Contrary to its big, tough, and burly appearance, this cat is gentle and well-mannered and loves to stay at home.
Cats have been known in Scandinavia since Viking times, being kept as pest destroyers in homesteads and villages and on board ships. The Norwegian Forest Cat was developed fully as a breed only in the 1970s, but its characteristics are recognizably those of the cats familiar for centuries on Norwegian farms.
These semi-wild cats bred with no human interference and hunted for themselves. They became tough, intelligent, and courageous; only the fittest survived the harsh environment. They featured in Norwegian legends, and today they are officially recognized as the national cat of Norway.
The breed is still large and sturdy; notably, it takes up to five years to reach physical maturity. The double coat, a natural insulation against bitter northern winters, may become much thicker in colder months as the undercoat reaches full density.
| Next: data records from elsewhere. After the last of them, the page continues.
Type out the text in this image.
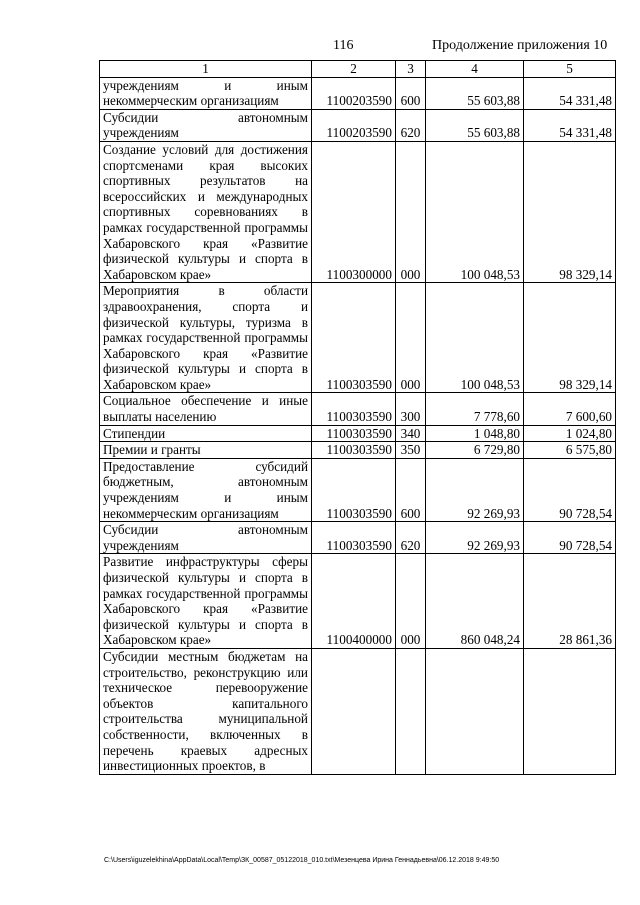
116	Продолжение приложения 10
1	2	3	4	5
учреждениям и иным некоммерческим организациям	1100203590	600	55 603,88	54 331,48
Субсидии автономным учреждениям	1100203590	620	55 603,88	54 331,48
Создание условий для достижения спортсменами края высоких спортивных результатов на всероссийских и международных спортивных соревнованиях в рамках государственной программы Хабаровского края «Развитие физической культуры и спорта в Хабаровском крае»	1100300000	000	100 048,53	98 329,14
Мероприятия в области здравоохранения, спорта и физической культуры, туризма в рамках государственной программы Хабаровского края «Развитие физической культуры и спорта в Хабаровском крае»	1100303590	000	100 048,53	98 329,14
Социальное обеспечение и иные выплаты населению	1100303590	300	7 778,60	7 600,60
Стипендии	1100303590	340	1 048,80	1 024,80
Премии и гранты	1100303590	350	6 729,80	6 575,80
Предоставление субсидий бюджетным, автономным учреждениям и иным некоммерческим организациям	1100303590	600	92 269,93	90 728,54
Субсидии автономным учреждениям	1100303590	620	92 269,93	90 728,54
Развитие инфраструктуры сферы физической культуры и спорта в рамках государственной программы Хабаровского края «Развитие физической культуры и спорта в Хабаровском крае»	1100400000	000	860 048,24	28 861,36
Субсидии местным бюджетам на строительство, реконструкцию или техническое перевооружение объектов капитального строительства муниципальной собственности, включенных в перечень краевых адресных инвестиционных проектов, в				
C:\Users\iguzelekhina\AppData\Local\Temp\ЗК_00587_05122018_010.txt\Мезенцева Ирина Геннадьевна\06.12.2018 9:49:50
Surprisingly, this does not mean extra winter grooming, although shedding is likely to be heavy in spring. Despite their wild ancestry, these cats are gentle and fun-loving.
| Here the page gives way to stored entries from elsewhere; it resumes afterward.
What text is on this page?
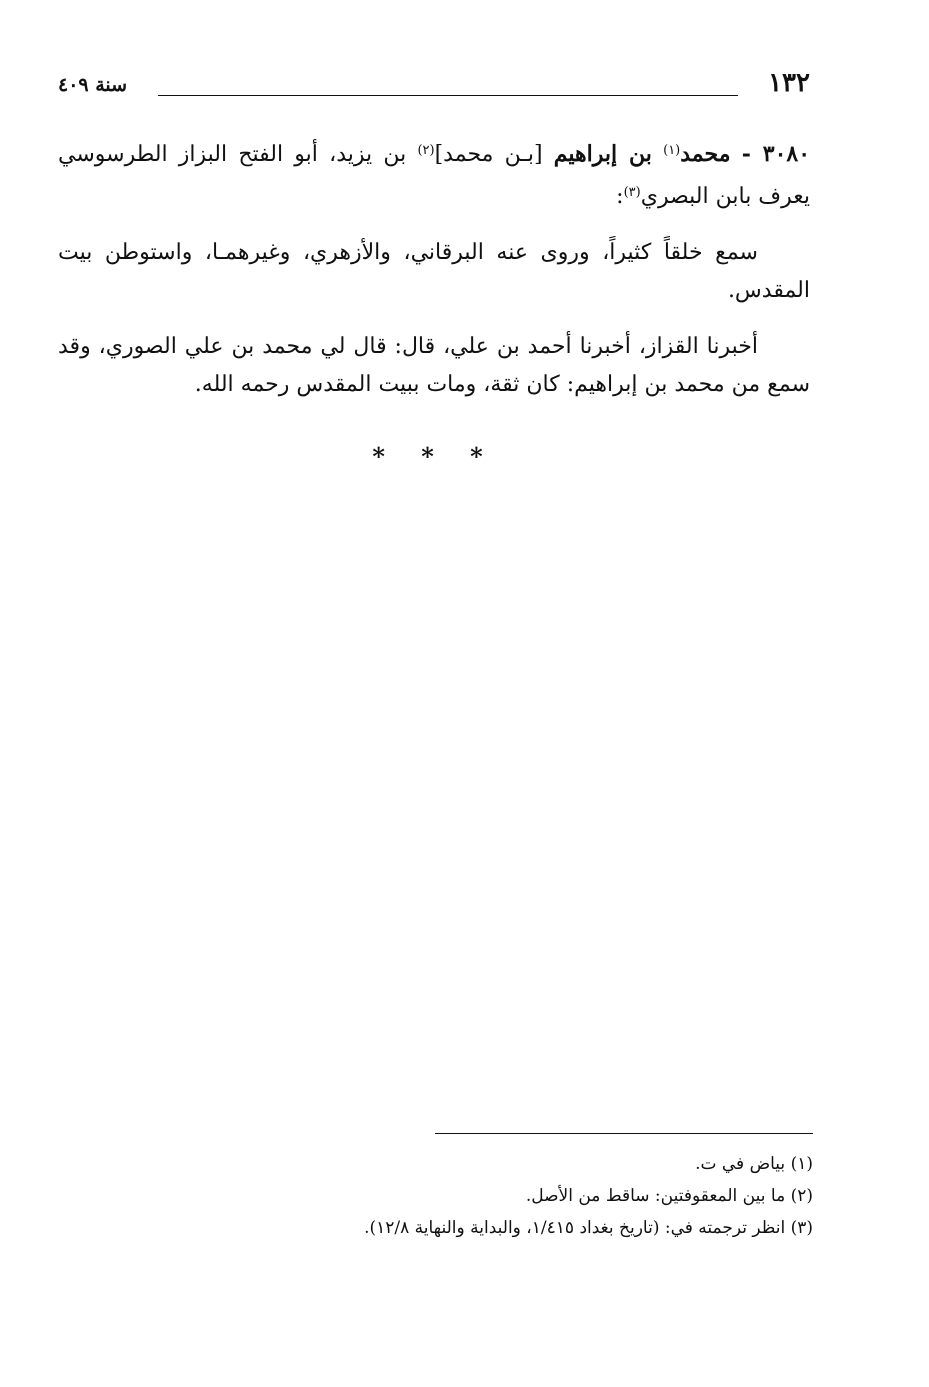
١٣٢
سنة ٤٠٩

٣٠٨٠ - محمد$^{(١)}$ بن إبراهيم [بـن محمد]$^{(٢)}$ بن يزيد، أبو الفتح البزاز الطرسوسي يعرف بابن البصري$^{(٣)}$:

سمع خلقاً كثيراً، وروى عنه البرقاني، والأزهري، وغيرهمـا، واستوطن بيت المقدس.

أخبرنا القزاز، أخبرنا أحمد بن علي، قال: قال لي محمد بن علي الصوري، وقد سمع من محمد بن إبراهيم: كان ثقة، ومات ببيت المقدس رحمه الله.

* * *
(١) بياض في ت.
(٢) ما بين المعقوفتين: ساقط من الأصل.
(٣) انظر ترجمته في: (تاريخ بغداد ١/٤١٥، والبداية والنهاية ١٢/٨).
In Norway, folktales and legends featuring enormous longhaired cats have been repeated for centuries. Because of its size and powerful build (as can be seen in the image below), the Norwegian Forest Cat—or “Skogkatt,” as it is known in its native country—was once even believed to be a cross between a cat and a dog.
Despite its long history, by the latter part of the 20th century the Forest Cat was all but forgotten, until a determined project in the 1970s revived interest in the breed.
Origin: Norway, 1950s
Breed registries: CFA, FIFe, GCCF, TICA
Weight range: 7–20lb (3–9kg)
Grooming: 2–3 times a week
Colors and patterns: Most solid colors, shades, and patterns.